Monday, Jul. 24, 1950

Not Really

HERE'S ENGLAND (378 pp.)--Ruth McKenney and Richard Bransten--Harper ($3.75).

The England of Ruth McKenney and her husband Richard Bransten is not unlike the Greenwich Village she described in My Sister Eileen--a place considerably more productive of mad fun and giggling fits than the real thing. The book is designed for the intending tourist, a figure Author McKenney seems to picture as a rather backward 14-year-old for whom things have to be put very, very simply, especially dull and difficult things like history.

Sometimes things get so simple that they stop being history.
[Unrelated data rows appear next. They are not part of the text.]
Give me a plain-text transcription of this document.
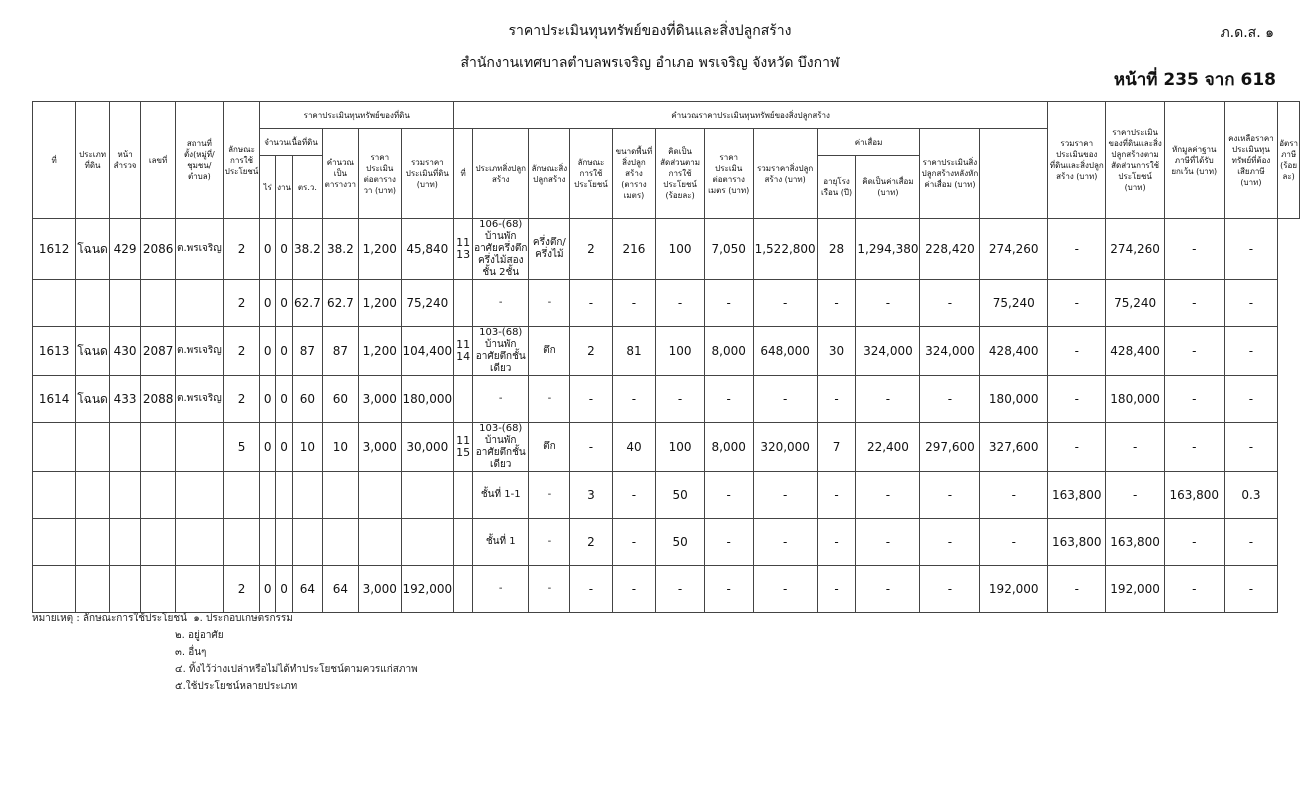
ราคาประเมินทุนทรัพย์ของที่ดินและสิ่งปลูกสร้าง
สำนักงานเทศบาลตำบลพรเจริญ อำเภอ พรเจริญ จังหวัด บึงกาฬ
ภ.ด.ส. ๑
หน้าที่ 235 จาก 618
ที่	ประเภทที่ดิน	หน้าสำรวจ	เลขที่	สถานที่ตั้ง(หมู่ที่/ชุมชน/ตำบล)	ลักษณะการใช้ประโยชน์	ราคาประเมินทุนทรัพย์ของที่ดิน						คำนวณราคาประเมินทุนทรัพย์ของสิ่งปลูกสร้าง												รวมราคาประเมินของที่ดินและสิ่งปลูกสร้าง (บาท)	ราคาประเมินของที่ดินและสิ่งปลูกสร้างตามสัดส่วนการใช้ประโยชน์ (บาท)	หักมูลค่าฐานภาษีที่ได้รับยกเว้น (บาท)	คงเหลือราคาประเมินทุนทรัพย์ที่ต้องเสียภาษี (บาท)	อัตราภาษี (ร้อยละ)
						จำนวนเนื้อที่ดิน			คำนวณเป็นตารางวา	ราคาประเมินต่อตารางวา (บาท)	รวมราคาประเมินที่ดิน (บาท)	ที่	ประเภทสิ่งปลูกสร้าง	ลักษณะสิ่งปลูกสร้าง	ลักษณะการใช้ประโยชน์	ขนาดพื้นที่สิ่งปลูกสร้าง (ตารางเมตร)	คิดเป็นสัดส่วนตามการใช้ประโยชน์ (ร้อยละ)	ราคาประเมินต่อตารางเมตร (บาท)	รวมราคาสิ่งปลูกสร้าง (บาท)	ค่าเสื่อม		ราคาประเมินสิ่งปลูกสร้างหลังหักค่าเสื่อม (บาท)						
						ไร่	งาน	ตร.ว.												อายุโรงเรือน (ปี)	คิดเป็นค่าเสื่อม (บาท)							
1612	โฉนด	429	2086	ต.พรเจริญ	2	0	0	38.2	38.2	1,200	45,840	11 13	106-(68) บ้านพักอาศัยครึ่งตึกครึ่งไม้สองชั้น 2ชั้น	ครึ่งตึก/ครึ่งไม้	2	216	100	7,050	1,522,800	28	1,294,380	228,420	274,260	-	274,260	-	-	
					2	0	0	62.7	62.7	1,200	75,240		-	-	-	-	-	-	-	-	-	-	75,240	-	75,240	-	-	
1613	โฉนด	430	2087	ต.พรเจริญ	2	0	0	87	87	1,200	104,400	11 14	103-(68) บ้านพักอาศัยตึกชั้นเดียว	ตึก	2	81	100	8,000	648,000	30	324,000	324,000	428,400	-	428,400	-	-	
1614	โฉนด	433	2088	ต.พรเจริญ	2	0	0	60	60	3,000	180,000		-	-	-	-	-	-	-	-	-	-	180,000	-	180,000	-	-	
					5	0	0	10	10	3,000	30,000	11 15	103-(68) บ้านพักอาศัยตึกชั้นเดียว	ตึก	-	40	100	8,000	320,000	7	22,400	297,600	327,600	-	-	-	-	
													ชั้นที่ 1-1	-	3	-	50	-	-	-	-	-	-	163,800	-	163,800	0.3	
													ชั้นที่ 1	-	2	-	50	-	-	-	-	-	-	163,800	163,800	-	-	
					2	0	0	64	64	3,000	192,000		-	-	-	-	-	-	-	-	-	-	192,000	-	192,000	-	-	
หมายเหตุ : ลักษณะการใช้ประโยชน์ ๑. ประกอบเกษตรกรรม
๒. อยู่อาศัย
๓. อื่นๆ
๔. ทิ้งไว้ว่างเปล่าหรือไม่ได้ทำประโยชน์ตามควรแก่สภาพ
๕.ใช้ประโยชน์หลายประเภท
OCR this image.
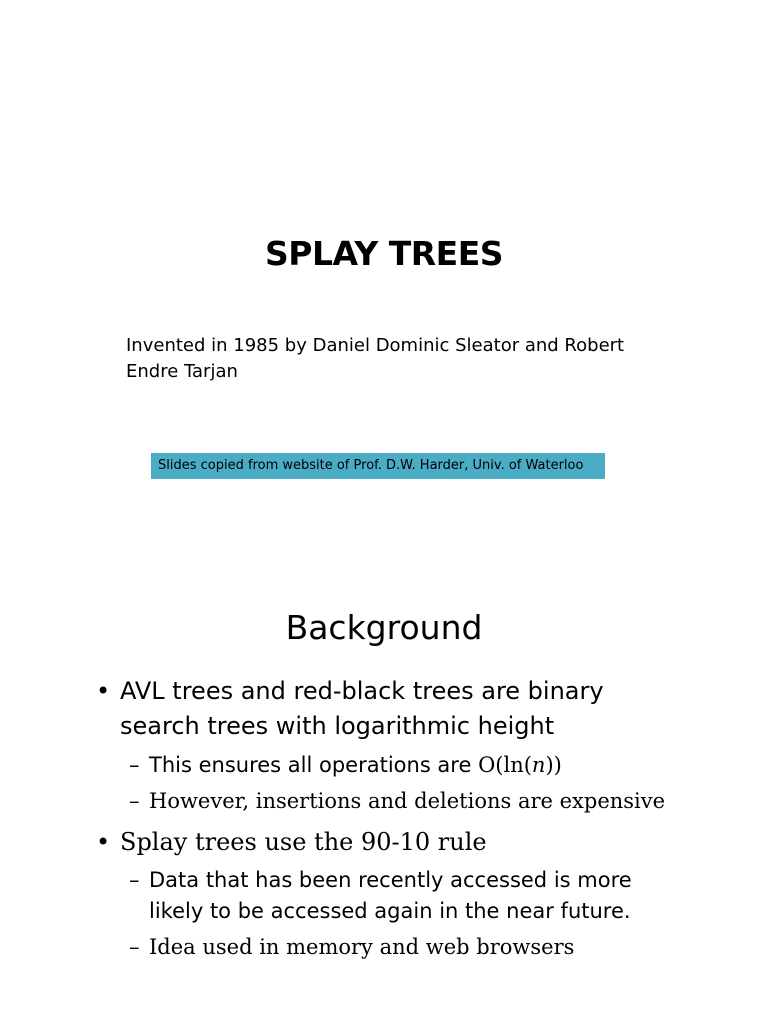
SPLAY TREES
Invented in 1985 by Daniel Dominic Sleator and Robert Endre Tarjan
Slides copied from website of Prof. D.W. Harder, Univ. of Waterloo
Background
• AVL trees and red-black trees are binary search trees with logarithmic height
– This ensures all operations are O(ln(n))
– However, insertions and deletions are expensive
• Splay trees use the 90-10 rule
– Data that has been recently accessed is more likely to be accessed again in the near future.
– Idea used in memory and web browsers
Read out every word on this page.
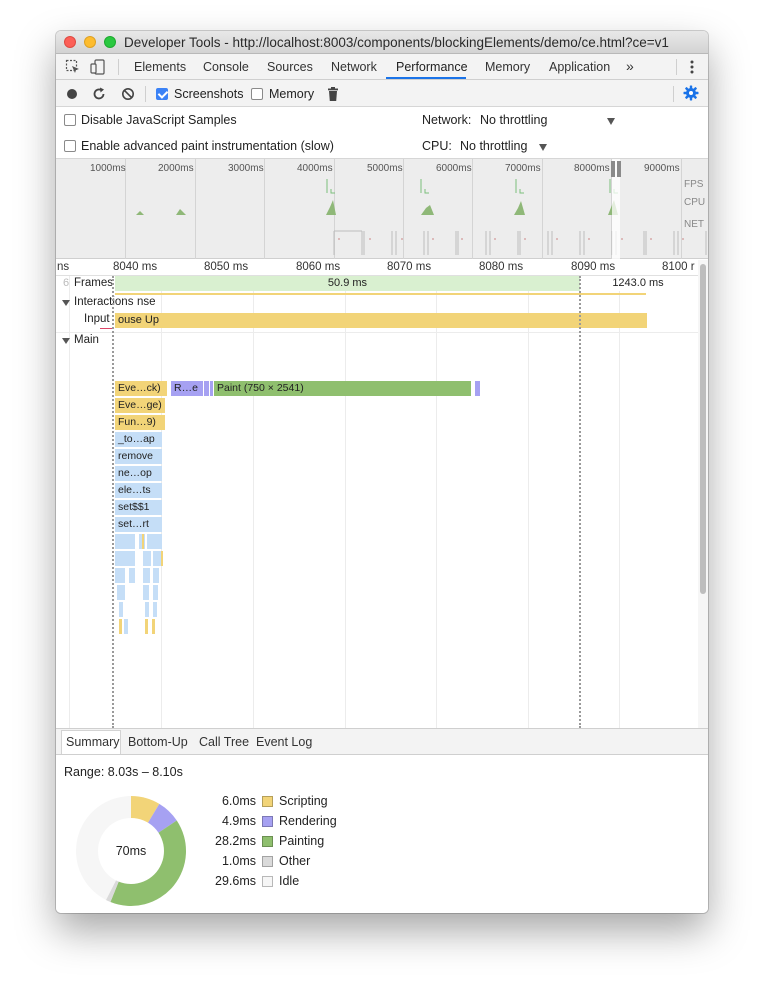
Developer Tools - http://localhost:8003/components/blockingElements/demo/ce.html?ce=v1
Elements Console Sources Network Performance Memory Application »
Screenshots Memory
Disable JavaScript Samples
Enable advanced paint instrumentation (slow)
Network: No throttling
CPU: No throttling
1000ms	2000ms	3000ms	4000ms	5000ms	6000ms	7000ms	8000ms	9000ms
FPS
CPU
NET
ns	8040 ms	8050 ms	8060 ms	8070 ms	8080 ms	8090 ms	8100 r
6 Frames	50.9 ms	1243.0 ms
Interactions nse
Input ouse Up
Main
Eve…ck)	R…e	Paint (750 × 2541)
Eve…ge)
Fun…9)
_to…ap
remove
ne…op
ele…ts
set$$1
set…rt
Summary Bottom-Up Call Tree Event Log
Range: 8.03s – 8.10s
70ms
6.0ms Scripting
4.9ms Rendering
28.2ms Painting
1.0ms Other
29.6ms Idle
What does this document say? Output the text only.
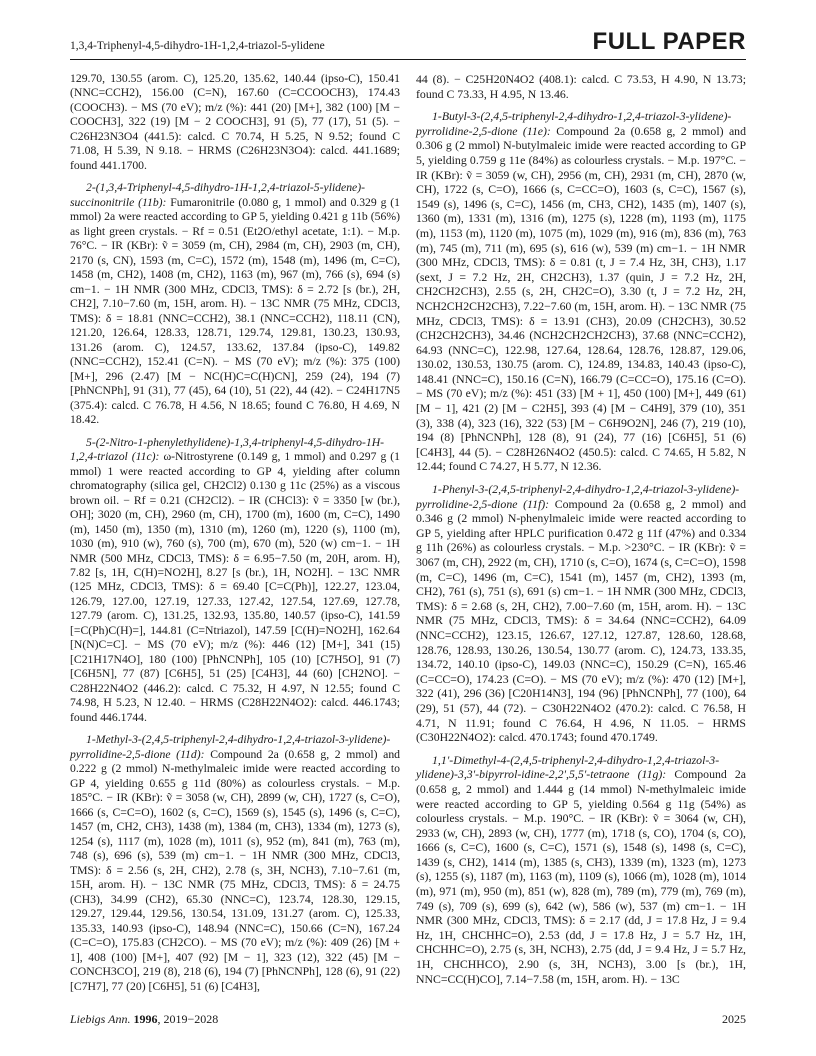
1,3,4-Triphenyl-4,5-dihydro-1H-1,2,4-triazol-5-ylidene	FULL PAPER

129.70, 130.55 (arom. C), 125.20, 135.62, 140.44 (ipso-C), 150.41 (NNC=CCH2), 156.00 (C=N), 167.60 (C=CCOOCH3), 174.43 (COOCH3). − MS (70 eV); m/z (%): 441 (20) [M+], 382 (100) [M − COOCH3], 322 (19) [M − 2 COOCH3], 91 (5), 77 (17), 51 (5). − C26H23N3O4 (441.5): calcd. C 70.74, H 5.25, N 9.52; found C 71.08, H 5.39, N 9.18. − HRMS (C26H23N3O4): calcd. 441.1689; found 441.1700.

2-(1,3,4-Triphenyl-4,5-dihydro-1H-1,2,4-triazol-5-ylidene)-succinonitrile (11b): Fumaronitrile (0.080 g, 1 mmol) and 0.329 g (1 mmol) 2a were reacted according to GP 5, yielding 0.421 g 11b (56%) as light green crystals. − Rf = 0.51 (Et2O/ethyl acetate, 1:1). − M.p. 76°C. − IR (KBr): ṽ = 3059 (m, CH), 2984 (m, CH), 2903 (m, CH), 2170 (s, CN), 1593 (m, C=C), 1572 (m), 1548 (m), 1496 (m, C=C), 1458 (m, CH2), 1408 (m, CH2), 1163 (m), 967 (m), 766 (s), 694 (s) cm−1. − 1H NMR (300 MHz, CDCl3, TMS): δ = 2.72 [s (br.), 2H, CH2], 7.10−7.60 (m, 15H, arom. H). − 13C NMR (75 MHz, CDCl3, TMS): δ = 18.81 (NNC=CCH2), 38.1 (NNC=CCH2), 118.11 (CN), 121.20, 126.64, 128.33, 128.71, 129.74, 129.81, 130.23, 130.93, 131.26 (arom. C), 124.57, 133.62, 137.84 (ipso-C), 149.82 (NNC=CCH2), 152.41 (C=N). − MS (70 eV); m/z (%): 375 (100) [M+], 296 (2.47) [M − NC(H)C=C(H)CN], 259 (24), 194 (7) [PhNCNPh], 91 (31), 77 (45), 64 (10), 51 (22), 44 (42). − C24H17N5 (375.4): calcd. C 76.78, H 4.56, N 18.65; found C 76.80, H 4.69, N 18.42.

5-(2-Nitro-1-phenylethylidene)-1,3,4-triphenyl-4,5-dihydro-1H-1,2,4-triazol (11c): ω-Nitrostyrene (0.149 g, 1 mmol) and 0.297 g (1 mmol) 1 were reacted according to GP 4, yielding after column chromatography (silica gel, CH2Cl2) 0.130 g 11c (25%) as a viscous brown oil. − Rf = 0.21 (CH2Cl2). − IR (CHCl3): ṽ = 3350 [w (br.), OH]; 3020 (m, CH), 2960 (m, CH), 1700 (m), 1600 (m, C=C), 1490 (m), 1450 (m), 1350 (m), 1310 (m), 1260 (m), 1220 (s), 1100 (m), 1030 (m), 910 (w), 760 (s), 700 (m), 670 (m), 520 (w) cm−1. − 1H NMR (500 MHz, CDCl3, TMS): δ = 6.95−7.50 (m, 20H, arom. H), 7.82 [s, 1H, C(H)=NO2H], 8.27 [s (br.), 1H, NO2H]. − 13C NMR (125 MHz, CDCl3, TMS): δ = 69.40 [C=C(Ph)], 122.27, 123.04, 126.79, 127.00, 127.19, 127.33, 127.42, 127.54, 127.69, 127.78, 127.79 (arom. C), 131.25, 132.93, 135.80, 140.57 (ipso-C), 141.59 [=C(Ph)C(H)=], 144.81 (C=Ntriazol), 147.59 [C(H)=NO2H], 162.64 [N(N)C=C]. − MS (70 eV); m/z (%): 446 (12) [M+], 341 (15) [C21H17N4O], 180 (100) [PhNCNPh], 105 (10) [C7H5O], 91 (7) [C6H5N], 77 (87) [C6H5], 51 (25) [C4H3], 44 (60) [CH2NO]. − C28H22N4O2 (446.2): calcd. C 75.32, H 4.97, N 12.55; found C 74.98, H 5.23, N 12.40. − HRMS (C28H22N4O2): calcd. 446.1743; found 446.1744.

1-Methyl-3-(2,4,5-triphenyl-2,4-dihydro-1,2,4-triazol-3-ylidene)-pyrrolidine-2,5-dione (11d): Compound 2a (0.658 g, 2 mmol) and 0.222 g (2 mmol) N-methylmaleic imide were reacted according to GP 4, yielding 0.655 g 11d (80%) as colourless crystals. − M.p. 185°C. − IR (KBr): ṽ = 3058 (w, CH), 2899 (w, CH), 1727 (s, C=O), 1666 (s, C=C=O), 1602 (s, C=C), 1569 (s), 1545 (s), 1496 (s, C=C), 1457 (m, CH2, CH3), 1438 (m), 1384 (m, CH3), 1334 (m), 1273 (s), 1254 (s), 1117 (m), 1028 (m), 1011 (s), 952 (m), 841 (m), 763 (m), 748 (s), 696 (s), 539 (m) cm−1. − 1H NMR (300 MHz, CDCl3, TMS): δ = 2.56 (s, 2H, CH2), 2.78 (s, 3H, NCH3), 7.10−7.61 (m, 15H, arom. H). − 13C NMR (75 MHz, CDCl3, TMS): δ = 24.75 (CH3), 34.99 (CH2), 65.30 (NNC=C), 123.74, 128.30, 129.15, 129.27, 129.44, 129.56, 130.54, 131.09, 131.27 (arom. C), 125.33, 135.33, 140.93 (ipso-C), 148.94 (NNC=C), 150.66 (C=N), 167.24 (C=C=O), 175.83 (CH2CO). − MS (70 eV); m/z (%): 409 (26) [M + 1], 408 (100) [M+], 407 (92) [M − 1], 323 (12), 322 (45) [M − CONCH3CO], 219 (8), 218 (6), 194 (7) [PhNCNPh], 128 (6), 91 (22) [C7H7], 77 (20) [C6H5], 51 (6) [C4H3],

44 (8). − C25H20N4O2 (408.1): calcd. C 73.53, H 4.90, N 13.73; found C 73.33, H 4.95, N 13.46.

1-Butyl-3-(2,4,5-triphenyl-2,4-dihydro-1,2,4-triazol-3-ylidene)-pyrrolidine-2,5-dione (11e): Compound 2a (0.658 g, 2 mmol) and 0.306 g (2 mmol) N-butylmaleic imide were reacted according to GP 5, yielding 0.759 g 11e (84%) as colourless crystals. − M.p. 197°C. − IR (KBr): ṽ = 3059 (w, CH), 2956 (m, CH), 2931 (m, CH), 2870 (w, CH), 1722 (s, C=O), 1666 (s, C=CC=O), 1603 (s, C=C), 1567 (s), 1549 (s), 1496 (s, C=C), 1456 (m, CH3, CH2), 1435 (m), 1407 (s), 1360 (m), 1331 (m), 1316 (m), 1275 (s), 1228 (m), 1193 (m), 1175 (m), 1153 (m), 1120 (m), 1075 (m), 1029 (m), 916 (m), 836 (m), 763 (m), 745 (m), 711 (m), 695 (s), 616 (w), 539 (m) cm−1. − 1H NMR (300 MHz, CDCl3, TMS): δ = 0.81 (t, J = 7.4 Hz, 3H, CH3), 1.17 (sext, J = 7.2 Hz, 2H, CH2CH3), 1.37 (quin, J = 7.2 Hz, 2H, CH2CH2CH3), 2.55 (s, 2H, CH2C=O), 3.30 (t, J = 7.2 Hz, 2H, NCH2CH2CH2CH3), 7.22−7.60 (m, 15H, arom. H). − 13C NMR (75 MHz, CDCl3, TMS): δ = 13.91 (CH3), 20.09 (CH2CH3), 30.52 (CH2CH2CH3), 34.46 (NCH2CH2CH2CH3), 37.68 (NNC=CCH2), 64.93 (NNC=C), 122.98, 127.64, 128.64, 128.76, 128.87, 129.06, 130.02, 130.53, 130.75 (arom. C), 124.89, 134.83, 140.43 (ipso-C), 148.41 (NNC=C), 150.16 (C=N), 166.79 (C=CC=O), 175.16 (C=O). − MS (70 eV); m/z (%): 451 (33) [M + 1], 450 (100) [M+], 449 (61) [M − 1], 421 (2) [M − C2H5], 393 (4) [M − C4H9], 379 (10), 351 (3), 338 (4), 323 (16), 322 (53) [M − C6H9O2N], 246 (7), 219 (10), 194 (8) [PhNCNPh], 128 (8), 91 (24), 77 (16) [C6H5], 51 (6) [C4H3], 44 (5). − C28H26N4O2 (450.5): calcd. C 74.65, H 5.82, N 12.44; found C 74.27, H 5.77, N 12.36.

1-Phenyl-3-(2,4,5-triphenyl-2,4-dihydro-1,2,4-triazol-3-ylidene)-pyrrolidine-2,5-dione (11f): Compound 2a (0.658 g, 2 mmol) and 0.346 g (2 mmol) N-phenylmaleic imide were reacted according to GP 5, yielding after HPLC purification 0.472 g 11f (47%) and 0.334 g 11h (26%) as colourless crystals. − M.p. >230°C. − IR (KBr): ṽ = 3067 (m, CH), 2922 (m, CH), 1710 (s, C=O), 1674 (s, C=C=O), 1598 (m, C=C), 1496 (m, C=C), 1541 (m), 1457 (m, CH2), 1393 (m, CH2), 761 (s), 751 (s), 691 (s) cm−1. − 1H NMR (300 MHz, CDCl3, TMS): δ = 2.68 (s, 2H, CH2), 7.00−7.60 (m, 15H, arom. H). − 13C NMR (75 MHz, CDCl3, TMS): δ = 34.64 (NNC=CCH2), 64.09 (NNC=CCH2), 123.15, 126.67, 127.12, 127.87, 128.60, 128.68, 128.76, 128.93, 130.26, 130.54, 130.77 (arom. C), 124.73, 133.35, 134.72, 140.10 (ipso-C), 149.03 (NNC=C), 150.29 (C=N), 165.46 (C=CC=O), 174.23 (C=O). − MS (70 eV); m/z (%): 470 (12) [M+], 322 (41), 296 (36) [C20H14N3], 194 (96) [PhNCNPh], 77 (100), 64 (29), 51 (57), 44 (72). − C30H22N4O2 (470.2): calcd. C 76.58, H 4.71, N 11.91; found C 76.64, H 4.96, N 11.05. − HRMS (C30H22N4O2): calcd. 470.1743; found 470.1749.

1,1'-Dimethyl-4-(2,4,5-triphenyl-2,4-dihydro-1,2,4-triazol-3-ylidene)-3,3'-bipyrrol-idine-2,2',5,5'-tetraone (11g): Compound 2a (0.658 g, 2 mmol) and 1.444 g (14 mmol) N-methylmaleic imide were reacted according to GP 5, yielding 0.564 g 11g (54%) as colourless crystals. − M.p. 190°C. − IR (KBr): ṽ = 3064 (w, CH), 2933 (w, CH), 2893 (w, CH), 1777 (m), 1718 (s, CO), 1704 (s, CO), 1666 (s, C=C), 1600 (s, C=C), 1571 (s), 1548 (s), 1498 (s, C=C), 1439 (s, CH2), 1414 (m), 1385 (s, CH3), 1339 (m), 1323 (m), 1273 (s), 1255 (s), 1187 (m), 1163 (m), 1109 (s), 1066 (m), 1028 (m), 1014 (m), 971 (m), 950 (m), 851 (w), 828 (m), 789 (m), 779 (m), 769 (m), 749 (s), 709 (s), 699 (s), 642 (w), 586 (w), 537 (m) cm−1. − 1H NMR (300 MHz, CDCl3, TMS): δ = 2.17 (dd, J = 17.8 Hz, J = 9.4 Hz, 1H, CHCHHC=O), 2.53 (dd, J = 17.8 Hz, J = 5.7 Hz, 1H, CHCHHC=O), 2.75 (s, 3H, NCH3), 2.75 (dd, J = 9.4 Hz, J = 5.7 Hz, 1H, CHCHHCO), 2.90 (s, 3H, NCH3), 3.00 [s (br.), 1H, NNC=CC(H)CO], 7.14−7.58 (m, 15H, arom. H). − 13C

Liebigs Ann. 1996, 2019−2028	2025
Brooding over the tomb of Robert Curthose, Duke of Normandy, in Gloucester's handsome cathedral, McKenney drops into a palsy-walsy reverie: "Poor old Robert. I have always wondered why they called him Curthose. Maybe his stockings kept slipping down, the way mine did in the sixth grade?" When dealing, with the world of here & now, Author McKenney drops into a dear-diary style more suggestive of Anita Loos's Lorelei Lee than of an ex-staff writer of the New Masses. "In fact, I think leaving debris around even in a place totally remote, is antisocial and swinish; people who throw sardine cans into babbling brooks . . . probably ought to be shot."

When all the twitterment is over, the patient reader will find that he has been sold the hoary old tourist round of cathedrals and castles, the Tower of London, and all. The only new thing McKenney has to offer is a minority opinion on cricket--a wonderful game, it seems, after all.